Clinical Orthopaedics and Related Research: November 2000 - Volume 380 - Issue - p 85-90

Total Knee Arthroplasty in Patients 40 Years of Age and Younger With Osteoarthritis

Lonner, Jess H. MD*; Hershman, Stuart BA*; Mont, Michael MD**; Lotke, Paul A. MD*
Knee

The results of 32 total knee arthroplasties performed for osteoarthritis in 32 patients who were 40 years of age or younger are reviewed. At a mean followup of 7.9 years (minimum, 5 years), the Knee Society knee scores increased from an average of 47 to 88 points, and the function scores increased from 45 to 70 points. Overall, Knee Society knee scores were considered good or excellent in 82% of patients (26 knees) and fair or poor in 18% (six knees). Postoperative function scores were good or excellent in only 40% (13 knees). The average postoperative flexion arc was 110 °. If patients involved in worker’s compensation cases are excluded from analysis, the results improved substantially, with range of motion averaging 113 °, and Knee Society knee scores and function scores averaging 92 points and 77 points, respectively. Excluding the five patients involved in workmen’s compensation cases, knee scores were good or excellent in 91% of patients (25 knees) and function scores were good or excellent in 50% of patients (14 knees).
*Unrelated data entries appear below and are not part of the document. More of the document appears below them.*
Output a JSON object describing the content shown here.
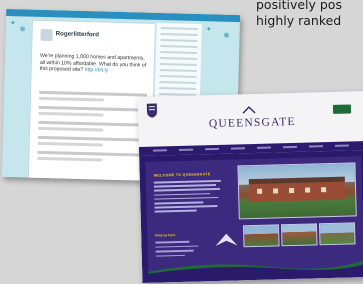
{
  "caption": {
    "line1": "positively pos",
    "line2": "highly ranked"
  },
  "twitter_page": {
    "handle": "Rogerlitterford",
    "tweet_main": "We're planning 1,000 homes and apartments, all within 10% affordable. What do you think of this proposed site?",
    "tweet_link": "http://bit.ly"
  },
  "queensgate_page": {
    "title": "QUEENSGATE",
    "welcome_heading": "WELCOME TO QUEENSGATE",
    "find_us": "Find us here",
    "colors": {
      "brand_purple": "#2b1a6e",
      "accent_yellow": "#f4d21f",
      "badge_green": "#1f6a38"
    }
  }
}
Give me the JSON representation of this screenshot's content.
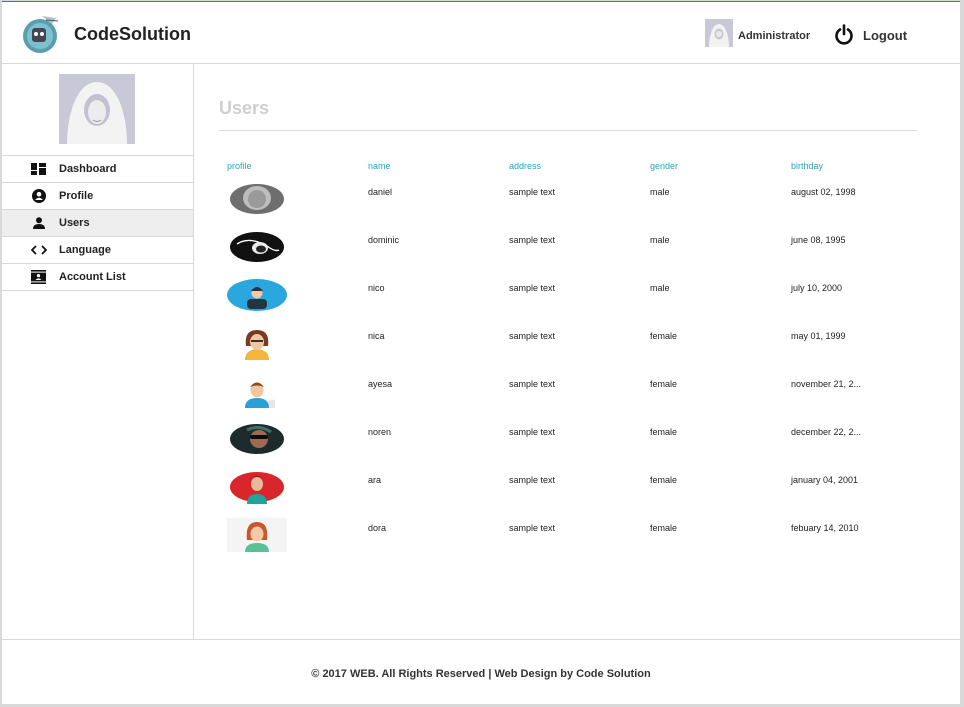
{
  "header": {
    "brand": "CodeSolution",
    "user_name": "Administrator",
    "logout_label": "Logout"
  },
  "sidebar": {
    "items": [
      {
        "label": "Dashboard",
        "icon": "dashboard-icon"
      },
      {
        "label": "Profile",
        "icon": "account-circle-icon"
      },
      {
        "label": "Users",
        "icon": "person-icon",
        "active": true
      },
      {
        "label": "Language",
        "icon": "code-icon"
      },
      {
        "label": "Account List",
        "icon": "contact-card-icon"
      }
    ]
  },
  "main": {
    "title": "Users",
    "columns": [
      "profile",
      "name",
      "address",
      "gender",
      "birthday"
    ],
    "rows": [
      {
        "name": "daniel",
        "address": "sample text",
        "gender": "male",
        "birthday": "august 02, 1998"
      },
      {
        "name": "dominic",
        "address": "sample text",
        "gender": "male",
        "birthday": "june 08, 1995"
      },
      {
        "name": "nico",
        "address": "sample text",
        "gender": "male",
        "birthday": "july 10, 2000"
      },
      {
        "name": "nica",
        "address": "sample text",
        "gender": "female",
        "birthday": "may 01, 1999"
      },
      {
        "name": "ayesa",
        "address": "sample text",
        "gender": "female",
        "birthday": "november 21, 2..."
      },
      {
        "name": "noren",
        "address": "sample text",
        "gender": "female",
        "birthday": "december 22, 2..."
      },
      {
        "name": "ara",
        "address": "sample text",
        "gender": "female",
        "birthday": "january 04, 2001"
      },
      {
        "name": "dora",
        "address": "sample text",
        "gender": "female",
        "birthday": "febuary 14, 2010"
      }
    ]
  },
  "footer": {
    "text": "© 2017 WEB. All Rights Reserved | Web Design by Code Solution"
  },
  "colors": {
    "accent": "#2aa3b8",
    "title_muted": "#cfcfcf",
    "active_nav_bg": "#eeeeee"
  }
}
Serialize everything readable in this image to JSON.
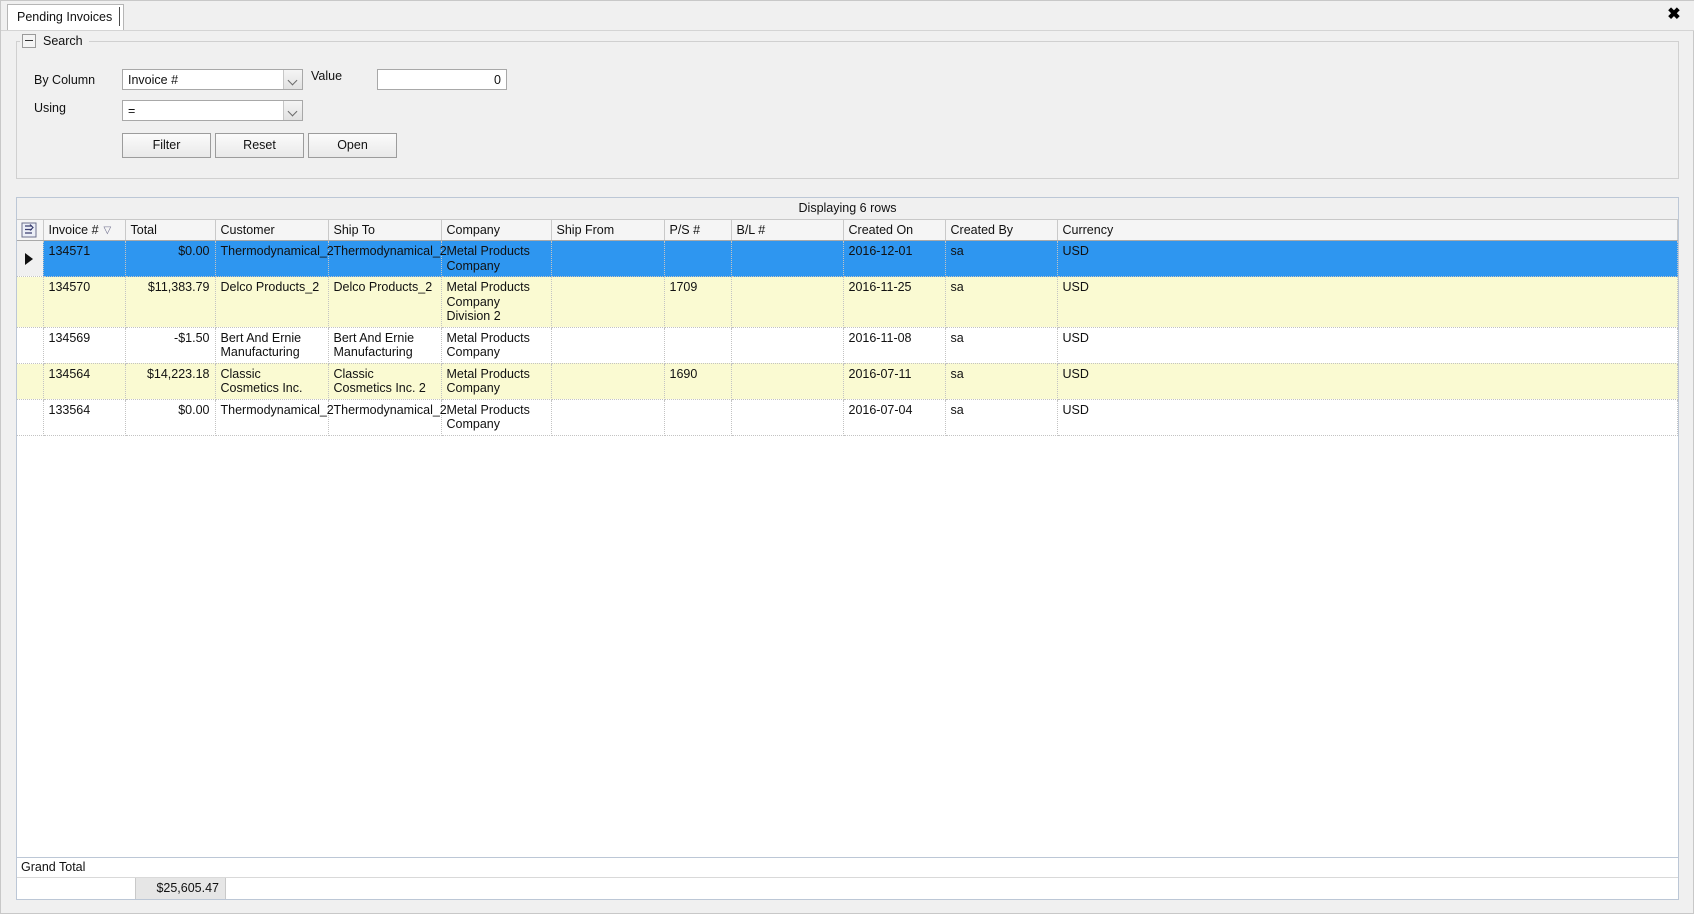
{
  "window": {
    "close_label": "✖"
  },
  "tabs": [
    {
      "label": "Pending Invoices"
    }
  ],
  "search": {
    "legend": "Search",
    "collapse_icon": "minus-icon",
    "by_column_label": "By Column",
    "by_column_value": "Invoice #",
    "using_label": "Using",
    "using_value": "=",
    "value_label": "Value",
    "value_current": "0",
    "buttons": {
      "filter": "Filter",
      "reset": "Reset",
      "open": "Open"
    }
  },
  "grid": {
    "caption": "Displaying 6 rows",
    "sort_column": "Invoice #",
    "sort_indicator": "▽",
    "corner_icon": "grid-select-all-icon",
    "columns": [
      "Invoice #",
      "Total",
      "Customer",
      "Ship To",
      "Company",
      "Ship From",
      "P/S #",
      "B/L #",
      "Created On",
      "Created By",
      "Currency"
    ],
    "rows": [
      {
        "invoice": "134571",
        "total": "$0.00",
        "customer": "Thermodynamical_2",
        "ship_to": "Thermodynamical_2",
        "company": "Metal Products Company",
        "ship_from": "",
        "ps_num": "",
        "bl_num": "",
        "created_on": "2016-12-01",
        "created_by": "sa",
        "currency": "USD",
        "state": "selected"
      },
      {
        "invoice": "134570",
        "total": "$11,383.79",
        "customer": "Delco Products_2",
        "ship_to": "Delco Products_2",
        "company": "Metal Products Company Division 2",
        "ship_from": "",
        "ps_num": "1709",
        "bl_num": "",
        "created_on": "2016-11-25",
        "created_by": "sa",
        "currency": "USD",
        "state": "alt"
      },
      {
        "invoice": "134569",
        "total": "-$1.50",
        "customer": "Bert And Ernie Manufacturing",
        "ship_to": "Bert And Ernie Manufacturing",
        "company": "Metal Products Company",
        "ship_from": "",
        "ps_num": "",
        "bl_num": "",
        "created_on": "2016-11-08",
        "created_by": "sa",
        "currency": "USD",
        "state": "normal"
      },
      {
        "invoice": "134564",
        "total": "$14,223.18",
        "customer": "Classic Cosmetics Inc.",
        "ship_to": "Classic Cosmetics Inc. 2",
        "company": "Metal Products Company",
        "ship_from": "",
        "ps_num": "1690",
        "bl_num": "",
        "created_on": "2016-07-11",
        "created_by": "sa",
        "currency": "USD",
        "state": "alt"
      },
      {
        "invoice": "133564",
        "total": "$0.00",
        "customer": "Thermodynamical_2",
        "ship_to": "Thermodynamical_2",
        "company": "Metal Products Company",
        "ship_from": "",
        "ps_num": "",
        "bl_num": "",
        "created_on": "2016-07-04",
        "created_by": "sa",
        "currency": "USD",
        "state": "normal"
      }
    ],
    "grand_total": {
      "label": "Grand Total",
      "value": "$25,605.47"
    }
  },
  "colors": {
    "selection": "#2e96f0",
    "alt_row": "#fafad2",
    "window_bg": "#f0f0f0"
  }
}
Three revisions were performed for aseptic failure; one additional patient has radiographic evidence of tibial loosening, representing an aseptic failure rate of 12.5% at 8 years. Although slightly higher than observed in older patients, this failure rate still may be considered acceptable for this population of patients with severely affected knees who are not considered candidates for nonarthroplasty surgery. Despite a slightly higher tendency for aseptic failures in this group of patients, cemented total knee arthroplasty may provide some patients younger than 40 years of age with severe debilitating and recalcitrant osteoarthrosis, an important option with reasonable mid-and long-term results.